Cooling certain materials is the fastest way to heat them

The concept is similar to the Mpemba effect.

What is the fastest way to heat a system which is coupled to a temperature-controlled oven?

The obvious answer is to utilize just the hottest temperature accessible.

According to a new theoretical study, cooling, as the first step before heating, maybe the fastest way to warm up certain materials. Such precooling could lead in some cases to exponentially quicker heating.

The concept is similar to the Mpemba effect, a process in which hot water can freeze faster than cold water.

Scientists, despite everything, don’t concede to why the Mpemba impact occurs, and it isn’t very easy to repeat the effect reliably.

Physicist Andrés Santos of Universidad de Extremadura in Badajoz, Spain, said, “The new study is “a way of thinking of effects like the Mpemba effect from a different perspective.”

This potential for faster heating doesn’t apply to pizza slices, yet to specific simplified theoretical models of materials, which scientists use to make calculations that assist them in understanding real materials.

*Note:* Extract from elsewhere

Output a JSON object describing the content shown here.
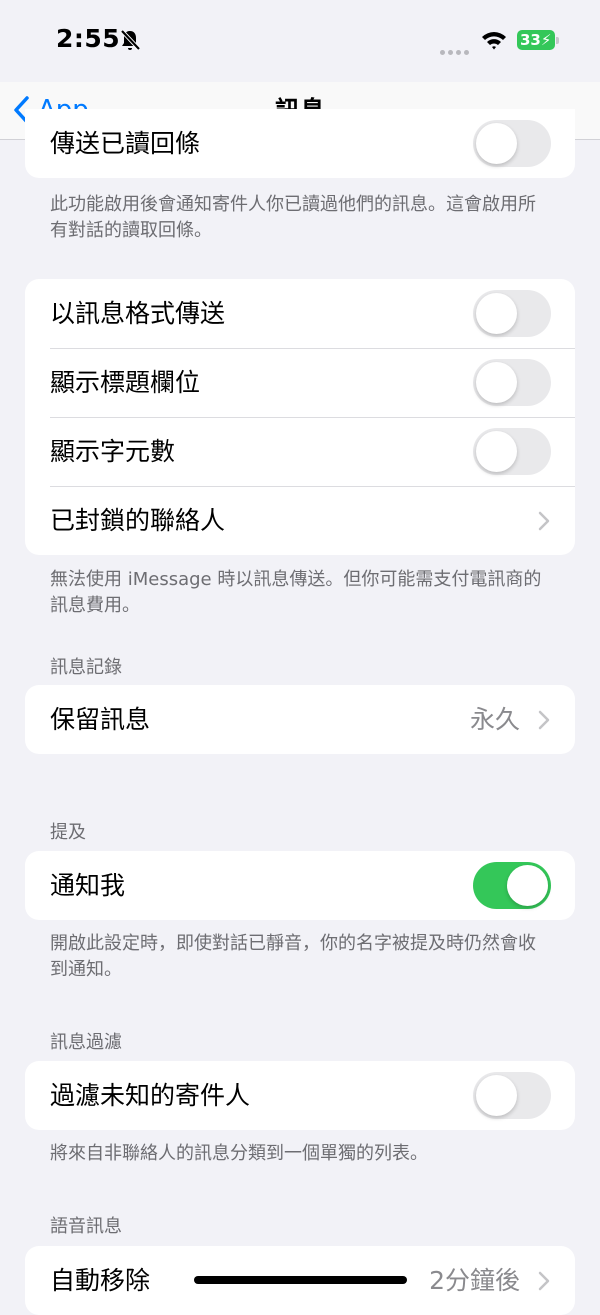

Physicists Amit Gal and Oren Raz of the Weizmann Institute of Science in Rehovot, Israel, considered a theoretical framework called the Ising model, a 2-D grid of atoms which have magnetic poles that point either up or down. Specifically, they considered a version of the Ising model in which neighboring atoms tended to point their poles in opposite directions, behavior which is called antiferromagnetic. In that framework, heating could occur faster after a pre-cooling phase.

Gal said, “For the new effect to occur, there must be some relevant property of the system other than a uniform temperature that is affected by the precooling. Otherwise, there’d be no difference between a system that had been precooled and rewarmed, and one that hadn’t. The temperature cannot tell the whole story.”

When it comes to the antiferromagnetic Ising model, Scientists considered the overall magnetization produced from all the atoms and also the number of magnets pointed in the opposite direction of their neighbors. Cooling the material could change the ratio between those two properties in a way that would allow heating to proceed more quickly.

Physicist Adolfo del Campo of the Donostia International Physics Center in Spain said, “The prospects are exciting. Scientists have been searching for ways to speed up the heating in tiny machines that follow the rules of quantum mechanics and can bypass some of the limits of standard machines (SN: 4/1/19). If the effect can be exploited in such minute machines, it would [be] quite handy.”

The study is published in the Physical Review Letters.